Automotive Parts (Interior and Under-hood) – The combination of heat and impact resistance is often required for dashboard components, pillar trims, and engine-adjacent covers. HI5365’s HDT of 102°C ensures it withstands temperatures encountered during summer cabin soak (typically 80-90°C) and under-hood exposure. Its high notched impact (65 kJ/m²) meets safety requirements such as head-impact compliance. However, for under-hood applications with continuous exposure to hot oil or aggressive chemicals, additional testing for chemical resistance is advised, as PC/ABS may be susceptible to stress cracking in certain environments.

It is important to note that all three grades are HB rated. If your application demands V-0 or V-2 (e.g., battery housings, charging stations), you should select a flame-retardant PC/ABS compound, which often uses different additives and may have altered mechanical properties.

5. Processing Considerations for Each Grade

Even with the right grade, processing conditions can make or break part quality. Based on our technical support records, the most common mistakes are insufficient drying and improper temperature settings.

Drying – All three grades require drying at 80-100°C for 2-4 hours. PC is hygroscopic and undergoes hydrolysis if moisture exceeds 0.02%, leading to silver streaks and drastic loss of impact strength. We recommend using a desiccant dryer with dew point below -30°C.

Melt Temperatures – For HI5330 and HI5345, the recommended barrel temperatures are: rear 230-250°C, middle 240-270°C, front 250-270°C, with nozzle at 240-250°C. HI5365, due to its higher PC content and HDT, can tolerate slightly higher settings: front 250-275°C, nozzle 240-265°C. Exceeding these ranges may cause thermal degradation, while lower temperatures can result in incomplete melting and high viscosity.

Mold Temperature – Maintain mold at 70-80°C for HI5330 and HI5345, and 70-85°C for HI5365. Higher mold temperatures improve surface gloss and reduce internal stresses, but they prolong cooling time. In high-volume production, we often suggest starting at the midpoint and adjusting based on part aesthetics and dimensional reports. Additionally, injection speed should be moderate – too fast can cause melt fracture, too slow may lead to premature solidification.

From a practical standpoint, we have seen that using HI5365 on a poorly heated mold led to excessive warpage; after raising mold temperature from 60°C to 80°C, the issue was resolved. Such fine-tuning is essential and should be validated through systematic design of experiments.

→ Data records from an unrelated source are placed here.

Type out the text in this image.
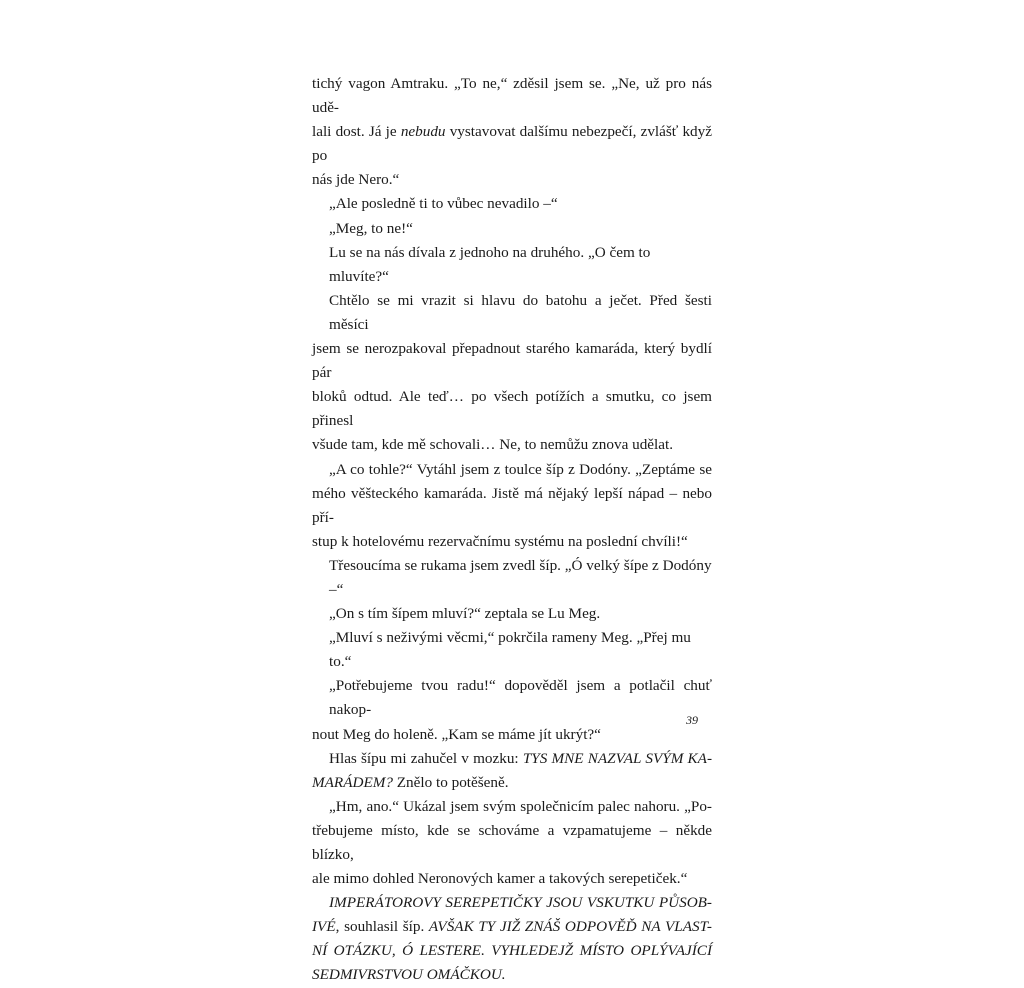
tichý vagon Amtraku. „To ne,“ zděsil jsem se. „Ne, už pro nás udě-
lali dost. Já je nebudu vystavovat dalšímu nebezpečí, zvlášť když po
nás jde Nero.“
„Ale posledně ti to vůbec nevadilo –“
„Meg, to ne!“
Lu se na nás dívala z jednoho na druhého. „O čem to mluvíte?“
Chtělo se mi vrazit si hlavu do batohu a ječet. Před šesti měsíci
jsem se nerozpakoval přepadnout starého kamaráda, který bydlí pár
bloků odtud. Ale teď… po všech potížích a smutku, co jsem přinesl
všude tam, kde mě schovali… Ne, to nemůžu znova udělat.
„A co tohle?“ Vytáhl jsem z toulce šíp z Dodóny. „Zeptáme se
mého věšteckého kamaráda. Jistě má nějaký lepší nápad – nebo pří-
stup k hotelovému rezervačnímu systému na poslední chvíli!“
Třesoucíma se rukama jsem zvedl šíp. „Ó velký šípe z Dodóny –“
„On s tím šípem mluví?“ zeptala se Lu Meg.
„Mluví s neživými věcmi,“ pokrčila rameny Meg. „Přej mu to.“
„Potřebujeme tvou radu!“ dopověděl jsem a potlačil chuť nakop-
nout Meg do holeně. „Kam se máme jít ukrýt?“
Hlas šípu mi zahučel v mozku: TYS MNE NAZVAL SVÝM KA-
MARÁDEM? Znělo to potěšeně.
„Hm, ano.“ Ukázal jsem svým společnicím palec nahoru. „Po-
třebujeme místo, kde se schováme a vzpamatujeme – někde blízko,
ale mimo dohled Neronových kamer a takových serepetiček.“
IMPERÁTOROVY SEREPETIČKY JSOU VSKUTKU PŮSOB-
IVÉ, souhlasil šíp. AVŠAK TY JIŽ ZNÁŠ ODPOVĚĎ NA VLAST-
NÍ OTÁZKU, Ó LESTERE. VYHLEDEJŽ MÍSTO OPLÝVAJÍCÍ
SEDMIVRSTVOU OMÁČKOU.
39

6. Conclusion: A Practical Selection Framework

Choosing the right PC/ABS alloy boils down to prioritising application requirements:

• For thin-walled electronics and high-flow parts → HI5330 (high MI, low density)

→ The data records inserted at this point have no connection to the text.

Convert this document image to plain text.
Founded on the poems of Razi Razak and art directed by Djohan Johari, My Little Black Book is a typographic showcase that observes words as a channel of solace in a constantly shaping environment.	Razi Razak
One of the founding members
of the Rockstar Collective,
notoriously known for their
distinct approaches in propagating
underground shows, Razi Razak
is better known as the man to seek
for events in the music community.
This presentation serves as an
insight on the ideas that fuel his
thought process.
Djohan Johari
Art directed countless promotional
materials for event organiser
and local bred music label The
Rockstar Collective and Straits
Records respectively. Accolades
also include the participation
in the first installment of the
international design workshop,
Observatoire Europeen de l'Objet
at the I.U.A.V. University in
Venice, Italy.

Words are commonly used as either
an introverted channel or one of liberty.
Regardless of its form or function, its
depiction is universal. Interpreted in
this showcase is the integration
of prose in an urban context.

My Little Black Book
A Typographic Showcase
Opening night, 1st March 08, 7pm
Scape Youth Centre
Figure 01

• For structural components needing dimensional stability and rigidity → HI5345 (low shrinkage, high modulus)

• For automotive or heavy-duty parts requiring heat and impact resistance → HI5365 (high HDT and impact)

For electroplated surfaces, always evaluate an electroplating-grade PC/ABS specially formulated for adhesion, but use the above grades as baseline references for mechanical and thermal properties. Remember that all three are HB; any fire-safety regulation will demand a flame-retardant variant.

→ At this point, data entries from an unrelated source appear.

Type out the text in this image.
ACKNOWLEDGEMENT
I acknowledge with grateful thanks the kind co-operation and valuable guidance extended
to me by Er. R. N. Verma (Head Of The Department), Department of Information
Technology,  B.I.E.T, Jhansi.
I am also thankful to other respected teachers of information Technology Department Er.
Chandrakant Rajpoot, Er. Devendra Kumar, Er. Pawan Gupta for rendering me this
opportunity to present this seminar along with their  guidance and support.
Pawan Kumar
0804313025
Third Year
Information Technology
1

We strongly recommend involving your material supplier early in the design phase. At Qingdao Prime Union Trade Co., Ltd., we have supported customers in transitioning from general-purpose grades to custom-modified solutions via our own compounding facility, which allows us to tailor impact modifiers, heat stabilisers, or flow enhancers as needed. By combining our distribution network (including 4 warehouses and bonded trade capabilities) with technical expertise, we help reduce time-to-market and avoid costly mould modifications after tooling is complete.

Finally, always verify property data with your own testing under actual processing conditions, as the values shown are typical and may vary with pigmentation, additives, and mould design.